Much effort to keep this report confidential
The audit is requested in June 2020, at the end of the first confinement by Olivier Véran, then Minister of Health. The report, named “Feedback from the management of the response to the Covid-19 epidemic by the Ministry of Solidarity and Health” was returned to him in November of the same year… without crossing the walls of the ‘executive. Without being relayed to the French public, especially.
The daily the Parisianwhich investigates the management of covid, therefore requests the‘Igas in February 2021, then the Commission for Access to Administrative Documents, before chaining requests before the Administrative Court of Paris, and the Council of State to have access to the famous feedback. It publishes so-called confidential data last January.
A legal obligation to make this report public
The case is now decided: the Administrative Court of Paris estimated, on February 22, that“in the absence of any precision as to the nature and the deadline of the decisions that he would recommend to adopt, the Minister of Health does not demonstrate that any decision was taken on his basis, nor that decisions would be under development and that it would be inseparable from a decision-making process. Thus, contrary to what is claimed, it does not have the character of a preparatory document for one or more administrative decisions”.
The refusal to communicate on this report no longer holds. The Minister of Health was thus required to send this report within 14 days of notification of the judgment. The 205 pages were therefore published this Wednesday, April 5.
Management outdated on several points, a damning report
The audit aimed to identify “successes, difficulties and shortcomings” revealed by the epidemic and in particular the organization put in place between January 2020 and the summer of the same year (during the first wave of Covid-19). “No less than 375 people – ministerial executives, directors of regional health agencies (ARS), hospitals or nursing homes, nursing staff, prefects, elected officials, etc. – were interviewed as part of this ‘retex’ ” noted the Parisian.
With an acknowledgment of failure: we read there an organization of a health crisis center “difficult to read, both externally and internally”. “The organization of crisis management experienced such a breakdown that during the mission, no actor met seemed to have a clear and exhaustive vision of it, whatever their hierarchical level”, note the authors. Faced with an exceptional health event, the crisis center on avenue de Ségur quickly found itself “overwhelmed” And “failed to organize itself in a structured and sustainable way”. This caused in particular the forgetting of the 611,000 seniors residing in retirement homes (Ehpad) during the first weeks of the crisis. Among others.
“Orders and counter-orders typical of the health system today”
Gérald Kierzek, emergency doctor and medical director of Doctissimo regrets that transparency has not been the norm on a subject of this importance for the citizen:
“It’s not about repeating history after history, but this kind of report allows us to anticipate, that’s what we call feedback.
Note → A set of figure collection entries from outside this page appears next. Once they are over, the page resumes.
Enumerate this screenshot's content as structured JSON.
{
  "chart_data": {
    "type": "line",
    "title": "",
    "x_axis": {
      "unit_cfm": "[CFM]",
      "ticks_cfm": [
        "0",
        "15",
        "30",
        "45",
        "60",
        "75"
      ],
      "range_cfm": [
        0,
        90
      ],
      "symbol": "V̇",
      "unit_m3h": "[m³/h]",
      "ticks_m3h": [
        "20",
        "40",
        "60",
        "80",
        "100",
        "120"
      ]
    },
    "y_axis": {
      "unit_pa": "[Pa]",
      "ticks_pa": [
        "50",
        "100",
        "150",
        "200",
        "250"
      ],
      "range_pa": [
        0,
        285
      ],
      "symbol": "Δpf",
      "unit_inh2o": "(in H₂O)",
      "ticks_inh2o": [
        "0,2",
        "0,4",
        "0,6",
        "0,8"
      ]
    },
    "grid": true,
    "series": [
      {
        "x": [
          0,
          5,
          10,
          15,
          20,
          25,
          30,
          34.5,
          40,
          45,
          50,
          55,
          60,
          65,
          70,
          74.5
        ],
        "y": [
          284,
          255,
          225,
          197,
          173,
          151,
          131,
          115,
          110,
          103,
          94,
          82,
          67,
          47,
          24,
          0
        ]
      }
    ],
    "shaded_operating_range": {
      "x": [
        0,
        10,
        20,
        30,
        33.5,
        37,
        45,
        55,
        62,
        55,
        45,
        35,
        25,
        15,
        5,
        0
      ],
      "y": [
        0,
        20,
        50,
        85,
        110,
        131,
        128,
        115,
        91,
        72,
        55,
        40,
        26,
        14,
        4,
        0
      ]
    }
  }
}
However, it is difficult to give feedback if it is not public.
But the very content of the report, the disorganization cited, is for him symptomatic of a system in crisis, whether during the pandemic as today:
“This Covid crisis was managed on the ground with counter orders from above, as is the case outside of the crisis. We have a poisoning by the technostructure which is ineffective, inoperative. Yes, there was the excuse of the exceptional situation in 2020, but that is what we unfortunately see on a daily basis today. This is one of the key elements of the crisis in the health system: orders and constant counter-orders, disconnection from the field, public health doctors who only have doctors in name… It’s dramatic.”